Under the Biden administration, a signal shift in U.S. oil interests in the region of Libya and Syria has been marked with the recent decision to “ax the waiver” for Kurdish-led northeastern Syria that was granted by the Trump administration in April 2020. The waiver allowed the American oil company Delta Crescent Energy to “produce and sell oil’ in Syria, as was reported by Al-Monitor. The company’s waiver expired on April 30 and the company was given a 30-day grace period to suspend its activities in northeastern Syria. Administration officials proposed that this action was a “policy correction” and not “a policy shift,’ as oil production in Syria is heavily sanctioned and regulated under the Caesar Act.  
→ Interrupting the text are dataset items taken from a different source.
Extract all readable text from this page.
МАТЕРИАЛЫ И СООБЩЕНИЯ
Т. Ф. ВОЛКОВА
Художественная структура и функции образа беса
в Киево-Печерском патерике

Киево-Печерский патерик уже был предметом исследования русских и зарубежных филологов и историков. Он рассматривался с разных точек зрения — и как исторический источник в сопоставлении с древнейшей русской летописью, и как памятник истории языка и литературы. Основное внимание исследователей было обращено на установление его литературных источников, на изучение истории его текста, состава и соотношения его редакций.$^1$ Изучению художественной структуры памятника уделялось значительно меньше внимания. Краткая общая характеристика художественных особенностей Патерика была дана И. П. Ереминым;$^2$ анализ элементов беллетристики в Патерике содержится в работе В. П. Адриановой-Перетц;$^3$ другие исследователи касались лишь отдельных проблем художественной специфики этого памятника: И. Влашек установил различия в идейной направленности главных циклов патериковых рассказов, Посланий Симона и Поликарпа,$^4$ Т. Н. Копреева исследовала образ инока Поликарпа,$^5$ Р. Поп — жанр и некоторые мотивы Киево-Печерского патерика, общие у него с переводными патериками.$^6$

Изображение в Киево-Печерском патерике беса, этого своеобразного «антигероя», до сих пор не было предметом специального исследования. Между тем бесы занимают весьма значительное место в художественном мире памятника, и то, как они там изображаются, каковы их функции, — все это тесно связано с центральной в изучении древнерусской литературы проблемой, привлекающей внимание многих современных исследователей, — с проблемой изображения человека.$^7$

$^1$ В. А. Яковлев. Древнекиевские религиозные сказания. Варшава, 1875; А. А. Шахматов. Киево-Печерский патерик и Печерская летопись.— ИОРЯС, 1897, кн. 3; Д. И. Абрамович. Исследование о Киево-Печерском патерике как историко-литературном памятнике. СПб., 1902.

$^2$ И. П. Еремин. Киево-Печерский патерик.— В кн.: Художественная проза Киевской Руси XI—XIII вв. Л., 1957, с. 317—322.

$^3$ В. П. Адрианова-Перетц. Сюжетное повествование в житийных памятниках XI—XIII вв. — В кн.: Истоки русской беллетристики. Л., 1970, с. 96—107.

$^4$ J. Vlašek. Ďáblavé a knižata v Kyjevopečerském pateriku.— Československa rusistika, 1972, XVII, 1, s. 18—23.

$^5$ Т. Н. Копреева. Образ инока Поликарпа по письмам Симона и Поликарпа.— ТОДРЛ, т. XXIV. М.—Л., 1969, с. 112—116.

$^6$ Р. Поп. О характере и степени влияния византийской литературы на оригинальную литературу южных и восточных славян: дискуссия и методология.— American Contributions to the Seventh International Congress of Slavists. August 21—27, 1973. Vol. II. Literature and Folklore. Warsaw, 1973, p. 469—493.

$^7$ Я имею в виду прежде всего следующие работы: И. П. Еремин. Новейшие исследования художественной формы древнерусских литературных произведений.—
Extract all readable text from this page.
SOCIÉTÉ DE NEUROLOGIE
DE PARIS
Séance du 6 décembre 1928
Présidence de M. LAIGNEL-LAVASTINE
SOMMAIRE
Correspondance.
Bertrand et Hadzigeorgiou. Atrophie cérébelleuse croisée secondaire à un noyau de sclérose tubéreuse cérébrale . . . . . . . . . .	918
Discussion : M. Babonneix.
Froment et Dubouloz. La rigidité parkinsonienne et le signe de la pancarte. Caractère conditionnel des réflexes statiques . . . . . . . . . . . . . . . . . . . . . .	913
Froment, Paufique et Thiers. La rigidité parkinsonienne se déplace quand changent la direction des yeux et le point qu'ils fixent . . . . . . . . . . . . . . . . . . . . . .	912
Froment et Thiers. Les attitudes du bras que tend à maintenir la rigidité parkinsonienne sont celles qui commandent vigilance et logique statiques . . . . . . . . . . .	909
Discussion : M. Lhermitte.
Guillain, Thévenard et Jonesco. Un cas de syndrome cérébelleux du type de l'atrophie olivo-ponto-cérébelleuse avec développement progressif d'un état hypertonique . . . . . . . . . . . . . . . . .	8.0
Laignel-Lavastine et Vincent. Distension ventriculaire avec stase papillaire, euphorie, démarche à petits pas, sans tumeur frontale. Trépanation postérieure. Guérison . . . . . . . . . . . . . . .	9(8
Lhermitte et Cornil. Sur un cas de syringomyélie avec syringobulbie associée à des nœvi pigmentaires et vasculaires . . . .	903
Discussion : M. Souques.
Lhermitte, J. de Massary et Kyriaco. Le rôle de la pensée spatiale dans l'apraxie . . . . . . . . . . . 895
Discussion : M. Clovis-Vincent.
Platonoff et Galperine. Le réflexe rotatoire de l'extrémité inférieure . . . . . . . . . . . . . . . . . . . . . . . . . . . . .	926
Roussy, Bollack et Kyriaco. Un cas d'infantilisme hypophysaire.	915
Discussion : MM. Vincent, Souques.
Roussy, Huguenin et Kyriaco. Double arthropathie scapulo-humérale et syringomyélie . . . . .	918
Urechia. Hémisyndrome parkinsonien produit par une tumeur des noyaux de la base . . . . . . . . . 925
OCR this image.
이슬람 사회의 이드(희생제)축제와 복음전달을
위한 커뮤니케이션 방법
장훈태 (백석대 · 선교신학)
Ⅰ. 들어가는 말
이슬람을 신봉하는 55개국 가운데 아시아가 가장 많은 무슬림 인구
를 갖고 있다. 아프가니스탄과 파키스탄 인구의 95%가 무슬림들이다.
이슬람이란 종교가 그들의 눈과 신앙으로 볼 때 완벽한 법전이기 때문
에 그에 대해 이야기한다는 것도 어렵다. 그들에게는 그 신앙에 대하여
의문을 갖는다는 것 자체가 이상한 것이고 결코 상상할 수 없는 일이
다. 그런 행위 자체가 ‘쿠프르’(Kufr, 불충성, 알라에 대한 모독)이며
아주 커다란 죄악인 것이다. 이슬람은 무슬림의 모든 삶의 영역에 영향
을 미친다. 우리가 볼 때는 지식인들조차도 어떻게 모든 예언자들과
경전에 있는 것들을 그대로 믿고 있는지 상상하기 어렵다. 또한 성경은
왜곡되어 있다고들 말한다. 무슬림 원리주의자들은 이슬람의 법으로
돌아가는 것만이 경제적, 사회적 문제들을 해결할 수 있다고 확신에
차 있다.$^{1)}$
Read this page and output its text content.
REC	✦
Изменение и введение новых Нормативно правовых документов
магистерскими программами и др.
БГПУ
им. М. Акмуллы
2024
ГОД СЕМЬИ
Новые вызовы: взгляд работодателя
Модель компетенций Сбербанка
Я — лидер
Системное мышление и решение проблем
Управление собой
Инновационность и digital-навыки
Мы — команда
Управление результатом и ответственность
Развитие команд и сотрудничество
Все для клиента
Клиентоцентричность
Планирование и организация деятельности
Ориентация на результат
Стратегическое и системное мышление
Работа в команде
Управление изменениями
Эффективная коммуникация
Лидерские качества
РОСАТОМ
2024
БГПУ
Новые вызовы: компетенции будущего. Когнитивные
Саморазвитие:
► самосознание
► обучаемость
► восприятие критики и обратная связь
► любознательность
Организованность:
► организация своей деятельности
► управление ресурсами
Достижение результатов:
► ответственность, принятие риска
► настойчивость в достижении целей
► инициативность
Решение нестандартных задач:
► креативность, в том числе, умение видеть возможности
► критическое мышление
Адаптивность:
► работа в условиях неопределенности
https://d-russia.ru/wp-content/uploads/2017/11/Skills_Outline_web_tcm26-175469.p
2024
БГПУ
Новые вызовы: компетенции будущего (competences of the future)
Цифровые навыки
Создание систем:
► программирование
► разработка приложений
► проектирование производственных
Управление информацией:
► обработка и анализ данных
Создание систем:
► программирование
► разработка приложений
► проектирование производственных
Russia, with the influence of the Wagner group, continues to make a power play for oil in the Middle East and North Africa. Earlier in May, Foreign Policy reported that the Wagner Group was behind the companies that reached recent oil deals made with the Syrian government. An oil deal was reached with the “previously unknown” Russian company Kapital, which was ratified by the Assad regime in March. Wagner Group-brokered oil deals are expected to cause potential tensions with Lebanon, which argues that the area that Russia will explore for oil in Syria crosses into Lebanese sovereign waters. 

As the ambitions of Russian and German oil collaborations cross into complex geopolitical theaters, and as the western response to regulation and mediation of these sphere changes, potential risks present themselves. To what degree and to what end that risk may present has yet to be revealed. One thing that has, however, been expressed is the western tendency to shift its stance on geopolitical structure and strategies without clearly and consciously stating this intention.

Whether a deliberate shift in regional motives, or the unconscious actions of a newly-minted administration, the American stance in the MENA-Gulf region is changing, and American rivals, such as Russia has been known to be, are poised to take advantage of the new signals the western counterpart sends.